Selanjutnya, 1 jam 18 menit kemudian, GMT terjadi. Pagai menjadi daerah pertama dilalui bayang-bayang inti atau umbra Bulan hingga menimbulkan suasana gelap gulita 1 menit 53 detik. Sesaat, kepulauan di timur Samudra Hindia itu diliputi kegelapan. Meski langit berawan, sekitar matahari jernih hingga korona matahari tampak jelas.
Seiring rotasi Bumi dan pergerakan Bulan dari barat ke timur, daerah bayang-bayang luar dan inti Bulan itu bergerak ke timur Indonesia. Menyusuri Sumatera bagian selatan, Kepulauan Bangka Belitung, membelah Kalimantan, menembus Sulawesi Tengah, hingga menjangkau utara Kepulauan Maluku.

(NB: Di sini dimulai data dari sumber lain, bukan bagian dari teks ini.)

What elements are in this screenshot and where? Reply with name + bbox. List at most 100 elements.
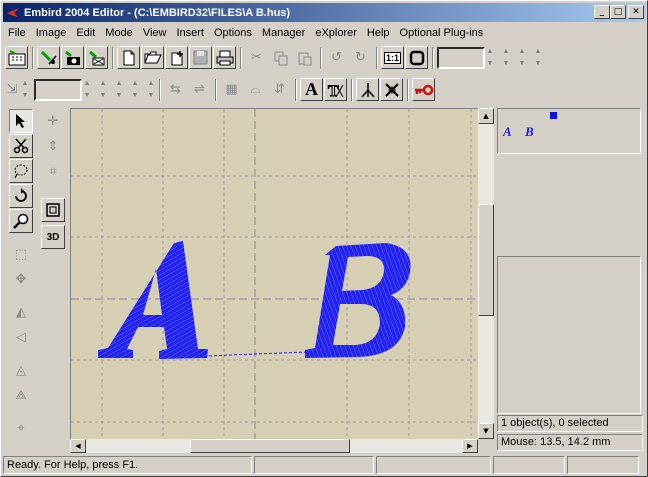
spinner-3[interactable]: ▲ ▼ bbox=[517, 47, 527, 69]
value-field-2[interactable] bbox=[34, 78, 82, 101]
magnifier-icon bbox=[13, 213, 29, 229]
paste-button[interactable] bbox=[293, 46, 316, 69]
spinner-9[interactable]: ▲ ▼ bbox=[146, 79, 156, 101]
outline-icon: ⌓ bbox=[250, 82, 261, 97]
title-bar[interactable]: Embird 2004 Editor - (C:\EMBIRD32\FILES\… bbox=[3, 3, 646, 22]
zoom-tool-button[interactable] bbox=[9, 209, 33, 233]
spinner-4[interactable]: ▲ ▼ bbox=[533, 47, 543, 69]
spinner-2[interactable]: ▲ ▼ bbox=[501, 47, 511, 69]
mirror-vertical-icon: ◭ bbox=[16, 304, 26, 320]
open-file-button[interactable] bbox=[141, 46, 164, 69]
pattern-fill-button[interactable]: ▦ bbox=[220, 78, 243, 101]
insert-file-button[interactable] bbox=[165, 46, 188, 69]
maximize-button[interactable]: □ bbox=[610, 5, 626, 19]
node-edit-button[interactable]: ⌗ bbox=[41, 159, 65, 183]
spinner-8[interactable]: ▲ ▼ bbox=[130, 79, 140, 101]
rotate-tool-button[interactable] bbox=[9, 184, 33, 208]
menu-edit[interactable]: Edit bbox=[71, 27, 100, 39]
copy-icon bbox=[274, 51, 287, 65]
resize-icon: ⬚ bbox=[14, 246, 28, 262]
move-nodes-button[interactable]: ✛ bbox=[41, 109, 65, 133]
camera-tool-button[interactable] bbox=[61, 46, 84, 69]
text-tool-button[interactable]: A bbox=[300, 78, 323, 101]
zoom-1-1-button[interactable]: 1:1 bbox=[381, 46, 404, 69]
redo-button[interactable]: ↻ bbox=[349, 46, 372, 69]
skew-horizontal-button[interactable]: ⟁ bbox=[9, 383, 33, 407]
menu-manager[interactable]: Manager bbox=[257, 27, 310, 39]
menu-help[interactable]: Help bbox=[362, 27, 395, 39]
scroll-down-arrow[interactable]: ▼ bbox=[478, 423, 494, 439]
value-field-1[interactable] bbox=[437, 46, 485, 69]
menu-file[interactable]: File bbox=[3, 27, 31, 39]
value-field-2-spinner[interactable]: ▲ ▼ bbox=[82, 79, 92, 101]
app-window: Embird 2004 Editor - (C:\EMBIRD32\FILES\… bbox=[0, 0, 648, 477]
canvas-drawing bbox=[71, 109, 478, 439]
object-preview-list[interactable]: A B bbox=[497, 108, 641, 154]
design-canvas[interactable] bbox=[70, 108, 478, 439]
spinner-5[interactable]: ▲ ▼ bbox=[20, 79, 30, 101]
spinner-7[interactable]: ▲ ▼ bbox=[114, 79, 124, 101]
view-3d-button[interactable]: 3D bbox=[41, 225, 65, 249]
toolbar-separator bbox=[112, 46, 114, 69]
select-tool-button[interactable] bbox=[9, 109, 33, 133]
stitch-order-button[interactable]: ⇵ bbox=[268, 78, 291, 101]
vertical-move-button[interactable]: ⇕ bbox=[41, 134, 65, 158]
horizontal-scrollbar[interactable]: ◀ ▶ bbox=[70, 439, 478, 453]
undo-button[interactable]: ↺ bbox=[325, 46, 348, 69]
frame-view-button[interactable] bbox=[41, 198, 65, 222]
hoop-grid-button[interactable] bbox=[5, 46, 28, 69]
key-button[interactable] bbox=[412, 78, 435, 101]
resize-tool-button[interactable]: ⬚ bbox=[9, 242, 33, 266]
remove-button[interactable] bbox=[380, 78, 403, 101]
value-field-1-spinner[interactable]: ▲ ▼ bbox=[485, 47, 495, 69]
scale-1-1-label: 1:1 bbox=[383, 51, 401, 64]
skew-horizontal-icon: ⟁ bbox=[15, 387, 27, 403]
scroll-right-arrow[interactable]: ▶ bbox=[462, 439, 478, 453]
hoop-grid-icon bbox=[8, 49, 25, 65]
outline-button[interactable]: ⌓ bbox=[244, 78, 267, 101]
vertical-scrollbar[interactable]: ▲ ▼ bbox=[478, 108, 494, 439]
align-tool-button[interactable]: ⇲ bbox=[5, 78, 19, 101]
new-file-button[interactable] bbox=[117, 46, 140, 69]
scroll-up-arrow[interactable]: ▲ bbox=[478, 108, 494, 124]
arrow-pointer-icon bbox=[16, 114, 25, 128]
stitch-tool-button[interactable] bbox=[37, 46, 60, 69]
copy-button[interactable] bbox=[269, 46, 292, 69]
save-button[interactable] bbox=[189, 46, 212, 69]
embird-bird-icon[interactable] bbox=[5, 5, 21, 21]
menu-optional-plugins[interactable]: Optional Plug-ins bbox=[395, 27, 489, 39]
flip-horizontal-button[interactable]: ⇆ bbox=[164, 78, 187, 101]
mirror-horizontal-icon: ◁ bbox=[16, 329, 26, 345]
split-button[interactable] bbox=[356, 78, 379, 101]
close-button[interactable]: ✕ bbox=[628, 5, 644, 19]
hoop-button[interactable] bbox=[405, 46, 428, 69]
minimize-button[interactable]: _ bbox=[594, 5, 610, 19]
menu-image[interactable]: Image bbox=[31, 27, 72, 39]
menu-options[interactable]: Options bbox=[209, 27, 257, 39]
menu-mode[interactable]: Mode bbox=[100, 27, 138, 39]
lasso-tool-button[interactable] bbox=[9, 159, 33, 183]
skew-vertical-button[interactable]: ◬ bbox=[9, 358, 33, 382]
mirror-icon: ⇌ bbox=[194, 82, 205, 97]
toolbar-separator bbox=[32, 46, 34, 69]
menu-explorer[interactable]: eXplorer bbox=[310, 27, 362, 39]
horizontal-scroll-thumb[interactable] bbox=[190, 439, 350, 453]
menu-view[interactable]: View bbox=[138, 27, 172, 39]
scroll-left-arrow[interactable]: ◀ bbox=[70, 439, 86, 453]
mirror-button[interactable]: ⇌ bbox=[188, 78, 211, 101]
vertical-scroll-thumb[interactable] bbox=[478, 204, 494, 316]
frame-view-icon bbox=[46, 203, 60, 217]
skew-vertical-icon: ◬ bbox=[16, 362, 26, 378]
mirror-vertical-button[interactable]: ◭ bbox=[9, 300, 33, 324]
move-tool-button[interactable]: ✥ bbox=[9, 267, 33, 291]
pattern-tool-button[interactable] bbox=[85, 46, 108, 69]
spinner-6[interactable]: ▲ ▼ bbox=[98, 79, 108, 101]
cut-button[interactable]: ✂ bbox=[245, 46, 268, 69]
menu-insert[interactable]: Insert bbox=[171, 27, 209, 39]
status-cell-3 bbox=[376, 456, 491, 474]
mirror-horizontal-button[interactable]: ◁ bbox=[9, 325, 33, 349]
print-button[interactable] bbox=[213, 46, 236, 69]
center-button[interactable]: ⌖ bbox=[9, 416, 33, 440]
scissors-tool-button[interactable] bbox=[9, 134, 33, 158]
text-edit-button[interactable]: T bbox=[324, 78, 347, 101]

Maba, di timur Pulau Halmahera, menjadi daratan Indonesia paling timur dilintasi gerhana. Adapun GMT di daerah itu terjadi pukul 09.53 WIT selama 3 menit 20 detik, terlama bisa disaksikan di Indonesia dan daratan Bumi bagi gerhana kali ini, tetapi awan tebal membuat korona matahari saat fase total gerhana hanya bisa disaksikan sesaat sembari berselubung awan.
Warga antusias
Di sejumlah daerah, warga antusias menyaksikan GMT. Puluhan ribu orang, termasuk 1.157 turis asing, memadati pesisir timur Ternate. Sejumlah masjid menggelar shalat gerhana. "Dulu saat gerhana, warga dilarang melihat gerhana. Ternyata, gerhana total amat indah," ujar Saleh Ibrahim, warga Desa Togafo, bersama istri dan 5 anaknya.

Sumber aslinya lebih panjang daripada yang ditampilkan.